Off topic :-) what bothers me is when someone buys a phone for 10 and then instead of buying a new cable for a damaged one, they wrap the old one from which the wires are peeking out with insulating tape.
Yes exactly. why should some uncle from the village with a hammer get data from apple when apple can get it :D
When he takes it apart, he disconnects your rag and deciphers it from it
I kiss the apple sheep nicely and they will be happy, the rest of us just laugh :-)
That we would watch Apple's suicide live?
excuse me, take it another way - there will be no apple, no windows, then computers will disappear
can't work on linux
And what do you think mac os is? It's a regular debian linux with apple superstructure.

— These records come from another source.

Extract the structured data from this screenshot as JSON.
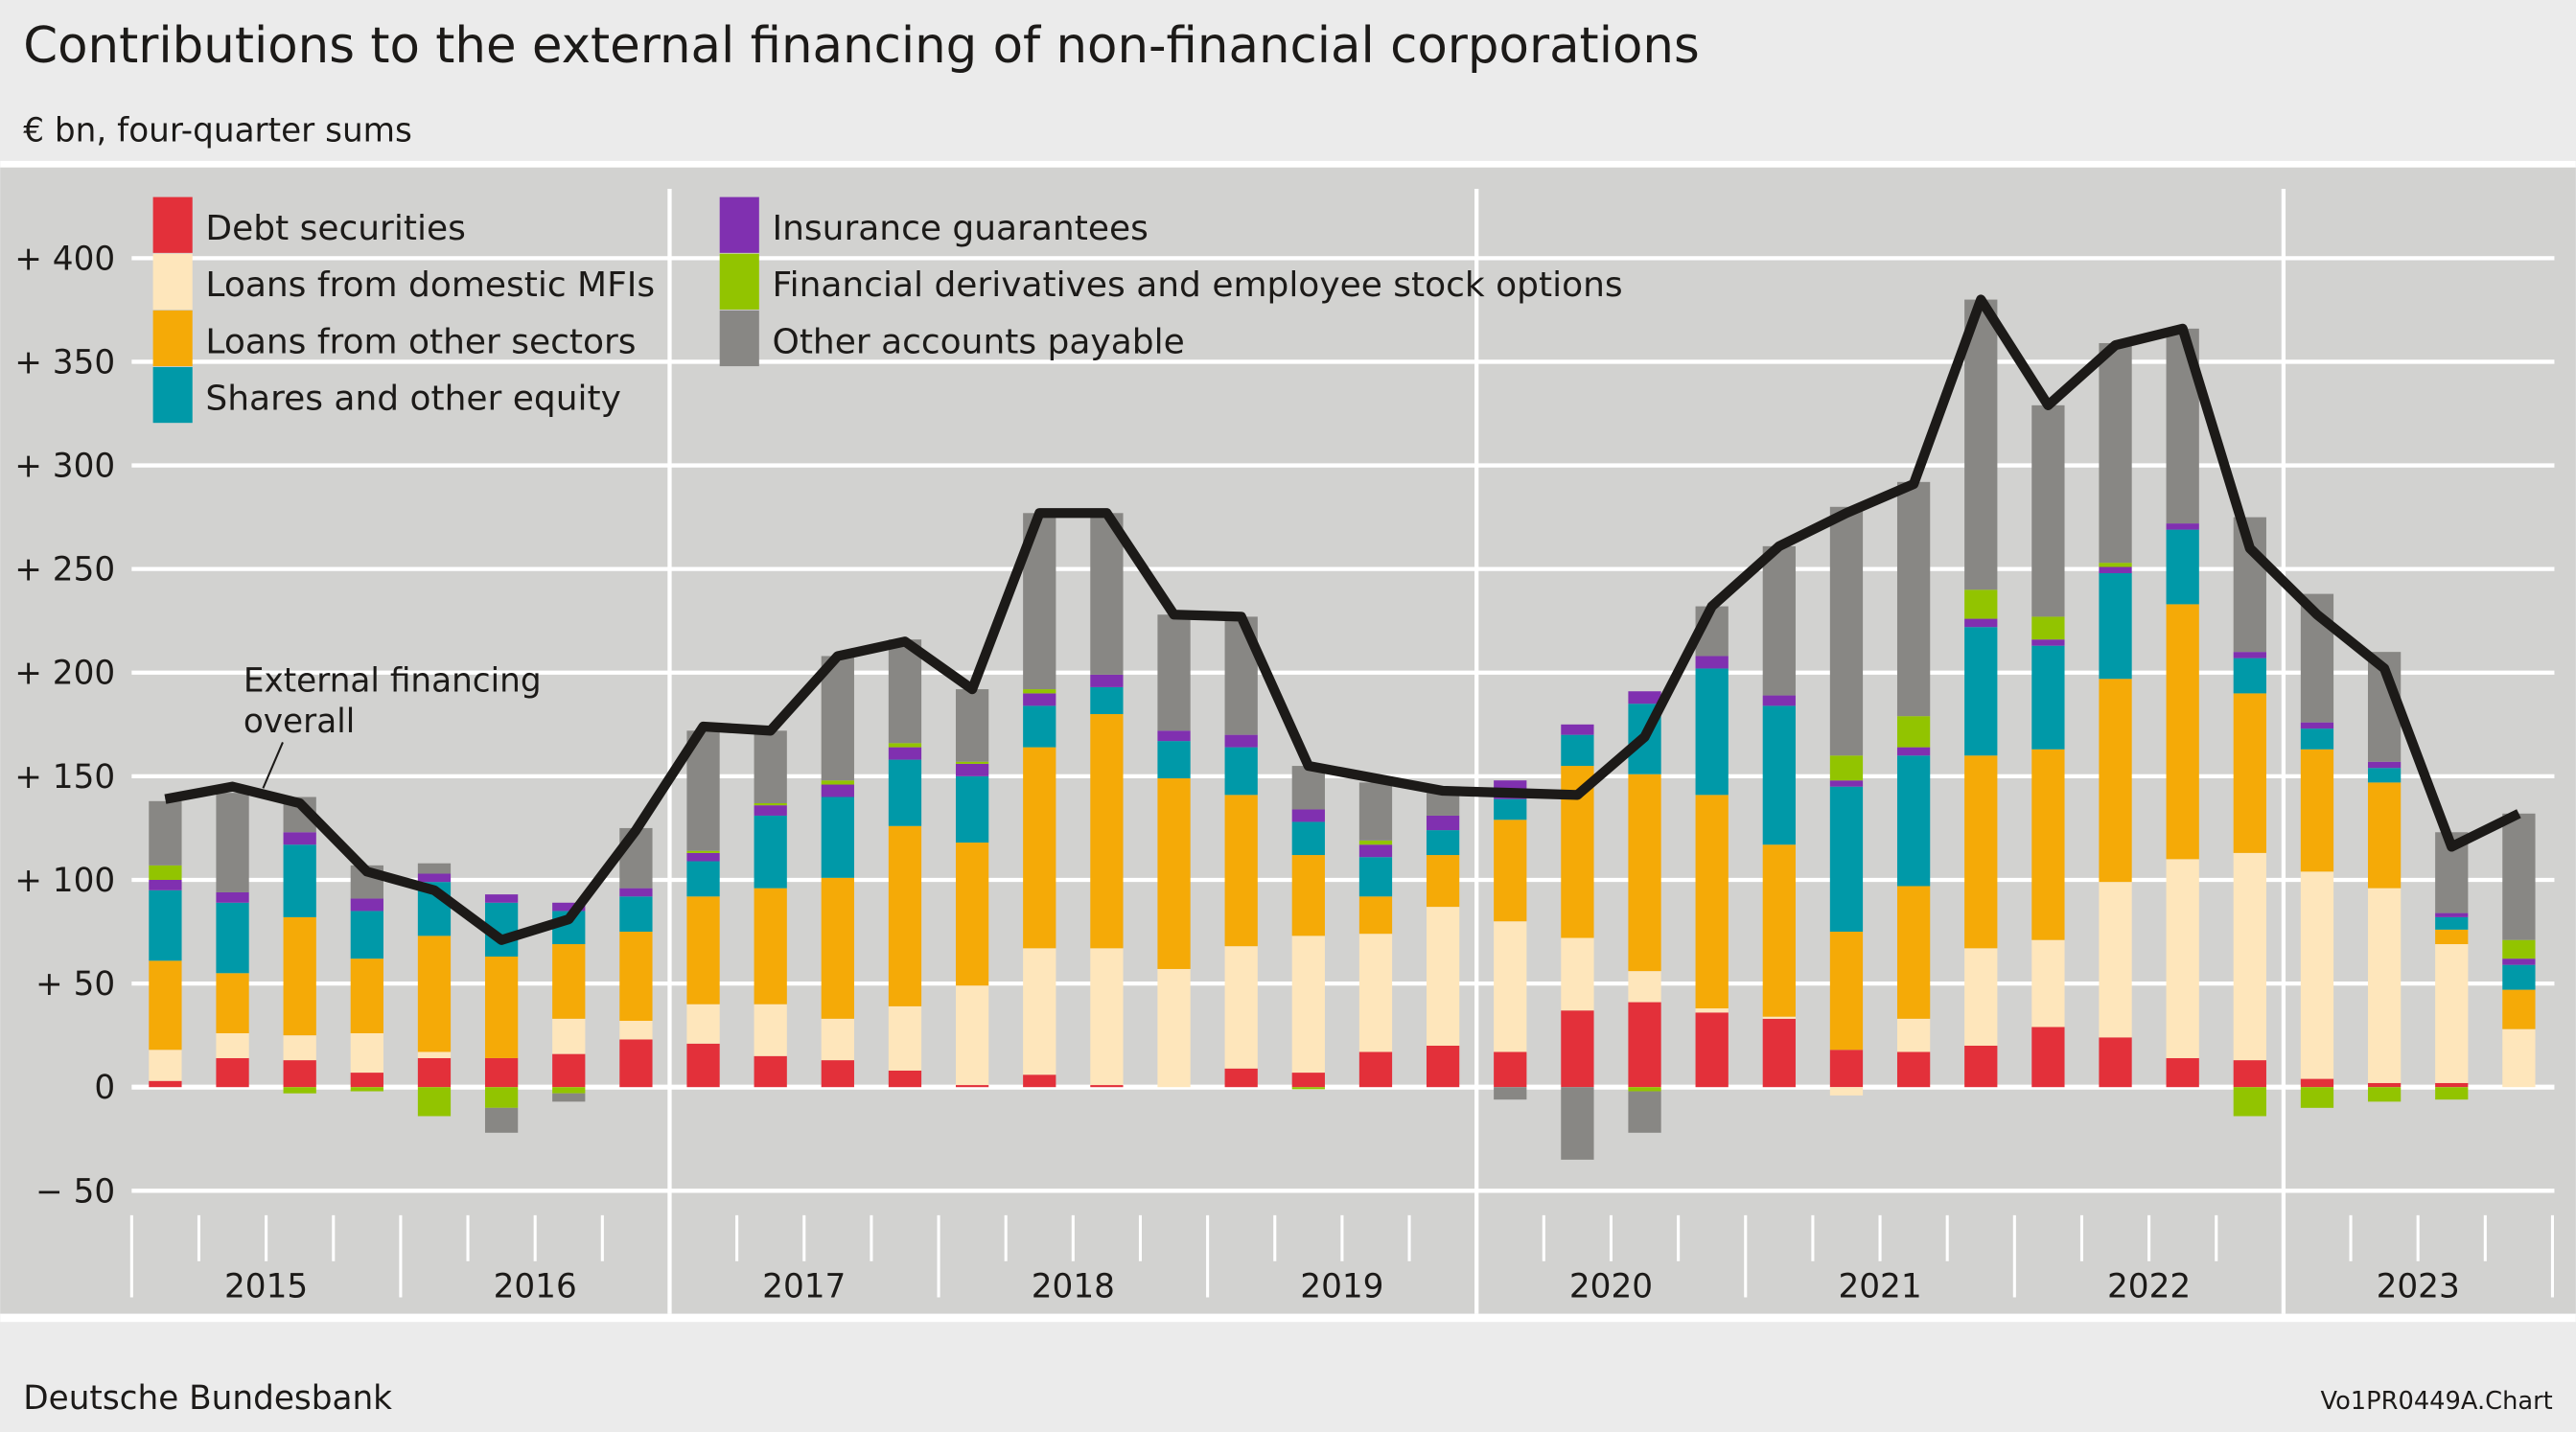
{
  "header": {
    "title": "Contributions to the external financing of non-financial corporations",
    "subtitle": "€ bn, four-quarter sums"
  },
  "footer": {
    "source": "Deutsche Bundesbank",
    "chart_id": "Vo1PR0449A.Chart"
  },
  "chart_data": {
    "type": "bar",
    "stacked": true,
    "title": "Contributions to the external financing of non-financial corporations",
    "ylabel": "€ bn, four-quarter sums",
    "ylim": [
      -50,
      430
    ],
    "yticks": [
      400,
      350,
      300,
      250,
      200,
      150,
      100,
      50,
      0,
      -50
    ],
    "ytick_labels": [
      "+ 400",
      "+ 350",
      "+ 300",
      "+ 250",
      "+ 200",
      "+ 150",
      "+ 100",
      "+  50",
      "0",
      "−  50"
    ],
    "grid": true,
    "legend_position": "top-left",
    "year_labels": [
      "2015",
      "2016",
      "2017",
      "2018",
      "2019",
      "2020",
      "2021",
      "2022",
      "2023"
    ],
    "x": [
      "2015Q1",
      "2015Q2",
      "2015Q3",
      "2015Q4",
      "2016Q1",
      "2016Q2",
      "2016Q3",
      "2016Q4",
      "2017Q1",
      "2017Q2",
      "2017Q3",
      "2017Q4",
      "2018Q1",
      "2018Q2",
      "2018Q3",
      "2018Q4",
      "2019Q1",
      "2019Q2",
      "2019Q3",
      "2019Q4",
      "2020Q1",
      "2020Q2",
      "2020Q3",
      "2020Q4",
      "2021Q1",
      "2021Q2",
      "2021Q3",
      "2021Q4",
      "2022Q1",
      "2022Q2",
      "2022Q3",
      "2022Q4",
      "2023Q1",
      "2023Q2",
      "2023Q3",
      "2023Q4"
    ],
    "series": [
      {
        "name": "Debt securities",
        "color": "#e3303a",
        "values": [
          3,
          14,
          13,
          7,
          14,
          14,
          16,
          23,
          21,
          15,
          13,
          8,
          1,
          6,
          1,
          0,
          9,
          7,
          17,
          20,
          17,
          37,
          41,
          36,
          33,
          18,
          17,
          20,
          29,
          24,
          14,
          13,
          4,
          2,
          2,
          0
        ]
      },
      {
        "name": "Loans from domestic MFIs",
        "color": "#fee6bb",
        "values": [
          15,
          12,
          12,
          19,
          3,
          0,
          17,
          9,
          19,
          25,
          20,
          31,
          48,
          61,
          66,
          57,
          59,
          66,
          57,
          67,
          63,
          35,
          15,
          2,
          1,
          -4,
          16,
          47,
          42,
          75,
          96,
          100,
          100,
          94,
          67,
          28
        ]
      },
      {
        "name": "Loans from other sectors",
        "color": "#f5aa07",
        "values": [
          43,
          29,
          57,
          36,
          56,
          49,
          36,
          43,
          52,
          56,
          68,
          87,
          69,
          97,
          113,
          92,
          73,
          39,
          18,
          25,
          49,
          83,
          95,
          103,
          83,
          57,
          64,
          93,
          92,
          98,
          123,
          77,
          59,
          51,
          7,
          19
        ]
      },
      {
        "name": "Shares and other equity",
        "color": "#0099a8",
        "values": [
          34,
          34,
          35,
          23,
          26,
          26,
          16,
          17,
          17,
          35,
          39,
          32,
          32,
          20,
          13,
          18,
          23,
          16,
          19,
          12,
          10,
          15,
          34,
          61,
          67,
          70,
          63,
          62,
          50,
          51,
          36,
          17,
          10,
          7,
          6,
          12
        ]
      },
      {
        "name": "Insurance guarantees",
        "color": "#8030b0",
        "values": [
          5,
          5,
          6,
          6,
          4,
          4,
          4,
          4,
          4,
          5,
          6,
          6,
          6,
          6,
          6,
          5,
          6,
          6,
          6,
          7,
          9,
          5,
          6,
          6,
          5,
          3,
          4,
          4,
          3,
          3,
          3,
          3,
          3,
          3,
          2,
          3
        ]
      },
      {
        "name": "Financial derivatives and employee stock options",
        "color": "#92c400",
        "values": [
          7,
          0,
          -3,
          -2,
          -14,
          -10,
          -3,
          0,
          1,
          1,
          2,
          2,
          1,
          2,
          0,
          0,
          0,
          -1,
          2,
          0,
          0,
          0,
          -2,
          0,
          0,
          12,
          15,
          14,
          11,
          2,
          0,
          -14,
          -10,
          -7,
          -6,
          9
        ]
      },
      {
        "name": "Other accounts payable",
        "color": "#888784",
        "values": [
          31,
          48,
          17,
          16,
          5,
          -12,
          -4,
          29,
          58,
          35,
          60,
          50,
          35,
          85,
          78,
          56,
          57,
          21,
          28,
          11,
          -6,
          -35,
          -20,
          24,
          72,
          120,
          113,
          140,
          102,
          106,
          94,
          65,
          62,
          53,
          39,
          61
        ]
      }
    ],
    "line": {
      "name": "External financing overall",
      "color": "#1c1a18",
      "values": [
        139,
        145,
        137,
        104,
        95,
        71,
        81,
        124,
        174,
        172,
        208,
        215,
        192,
        277,
        277,
        228,
        227,
        155,
        149,
        143,
        142,
        141,
        169,
        232,
        261,
        277,
        291,
        380,
        329,
        358,
        366,
        260,
        228,
        202,
        116,
        132
      ]
    }
  }
}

Such a decision does not have to be only about money. Security is a big topic today and such a procedure as applied by Apple is, at least for now, a guarantee that you have everything original, which an external service can cheat. The flip side of this is that it will be expensive and the customer will pay for it.
Jobs had already asked for the Apple 2 to be able to midify the device. I believe this measure is only in the spirit of Apple. I buy Apple professionals mainly because of security and if this step is to lead to strengthening, then that's fine.
Those who buy Apple don't like this at all, throw away the damaged piece of HW from Apple and go to the store for a new, better one :)
Better not to buy apple. It used to be that buying an apple computer, or ntb, meant that you bought an innovative device that brought technological progress, for example graphics with a processor that had twice the data width, or a revolutionary performance of an original processor that was not possible on an ibm platform (eg Risc PC) . Today it is a completely standard PC with Linux (Mac OS). Good, it has relatively innovative software, a nice aluminum design, and a slight amount of intelligence. But it's still just an overpriced PC. It only carries a label for the rich, and even though I have enough money, there is nothing attractive about it anymore. For that price, I can buy notebooks twice as powerful in the PC world, I can also have Linux there. And the aluminum design is common even there.